Wer zukünftig ab Bahnhof Grenchen Nord mit dem Zug fahren will, kann das Billett nicht mehr am Schalter, sondern nur noch am Automaten oder im Internet lösen. Damit verliert ein geschichtsträchtiger Bahnhof nach 94 Jahren seine Verkaufsstelle.
Janine Aegerter
Nächsten Freitag wird die Verkaufsstelle des Bahnhofs Grenchen Nord geschlossen, und der Bahnhof wird fortan nur noch über Billettautomaten verfügen. Anlässlich dieses Ereignisses versammelten sich gestern Vertreter der SBB und der BLS, um Abschied zu nehmen. Daniel Hafner, Leiter der Geschäftsstelle Grenchen, eröffnete das Wort und las eine kleine Anekdote aus dem Jahr 1934 eines Beschwerdenbuchs des Bahnhofs Grenchen Nord vor.
Darin schrieb ein Zugreisender, dass sich ein paar Raucher in ein Nichtraucherabteil gesetzt und geraucht hätten. Als sich der Fahrgast bei den Rauchern beschwerte, da es Damen gebe, die den Rauch nicht ertragen könnten, hätten ihn diese «an den Haaren gezogen» und ihm «andere Grobheiten» angetan. Zudem hätten sie «gemeine Ausdrücke» benutzt.
Mag die Sprache auch etwas altertümlich erscheinen, so merkt man beim Durchlesen dieses Buches doch deutlich, dass sich die Sorgen und Nöte der Reisenden im Vergleich zu heute nicht gross geändert haben.
Der Bahnhof Grenchen Nord kann auf eine lange Geschichte zurückblicken. Eröffnet wurde er am 1. Oktober 1915. In jener Zeit sei dieser Bahnhof sehr wichtig gewesen, so Hafner. «Ich war früher als junger Disponent im Bahnhof Grenchen Süd tätig.» Damals sei es üblich gewesen, dass man den Angestellten des Nordbahnhofs vorgestellt worden sei.
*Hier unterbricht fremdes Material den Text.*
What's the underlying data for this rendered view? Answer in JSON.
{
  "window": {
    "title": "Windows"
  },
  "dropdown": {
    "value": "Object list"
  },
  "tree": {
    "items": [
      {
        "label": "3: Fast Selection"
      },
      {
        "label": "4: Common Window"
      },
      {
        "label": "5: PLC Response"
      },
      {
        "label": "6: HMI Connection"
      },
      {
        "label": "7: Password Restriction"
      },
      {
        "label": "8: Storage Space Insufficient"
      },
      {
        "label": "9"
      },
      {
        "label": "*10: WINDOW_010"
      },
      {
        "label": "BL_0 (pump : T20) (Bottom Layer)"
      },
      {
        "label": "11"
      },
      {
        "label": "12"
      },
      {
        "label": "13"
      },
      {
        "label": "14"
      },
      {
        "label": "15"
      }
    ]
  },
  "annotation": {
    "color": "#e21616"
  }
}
«Ich war beeindruckt ob der damaligen Modernität des Bahnhofs Nord.» Damals hätte er es sich nicht träumen lassen, dass es einmal mit der Schliessung der Verkaufsstelle Grenchen Nord enden würde.
Sogar einen Direktzug nach Mos-kau habe es früher gegeben. «Wenn man heutzutage in Moskau ein Billet kaufen will, fragt einen der Angestellte der russischen Bahngesellschaft, ob man nach Grenchen Nord oder nach Grenchen Süd fahren will», fährt Hafner fort.
Der Bahnhof Grenchen Nord habe auch als Schauplatz eines Romans des Walliser Schriftstellers Maurice Zermatten gedient, mit dem Titel «amour fou à Grenchen Nord». Nicht zuletzt boomte er auch wegen den Pendlern, die dank der blühenden Uhrenindus-trie Arbeit in Grenchen fanden.
Mit den Jahren gewann jedoch der Südbahnhof an Wichtigkeit, und im Jahr 2000 war die Zukunft von Grenchen Nord ungewiss. Zwar wollten die SBB den Bahnhof um jeden Preis erhalten. Dies, nachdem sie 2006 die Führung von Grenchen Nord von der BLS übernommen hatten. «Während zwei Jahren arbeiteten wir deshalb mit einem Minimum an Personal», so Hafner.
Dadurch schrieb der Bahnhof «eine schwarze Null». Gleichzeitig wurde schnell einmal klar, dass der Bahnhof Süd ausgebaut werden musste. So entschied man sich schliesslich dafür, die Verkaufsstelle des Bahnhofs Grenchen Nord zu schliessen. Doch, wie Hafner abschliessend erklärt: «Grenchen Nord verschwindet nicht aus der Geschichte des öV. Es wird einfach kein Personal mehr hier sein.»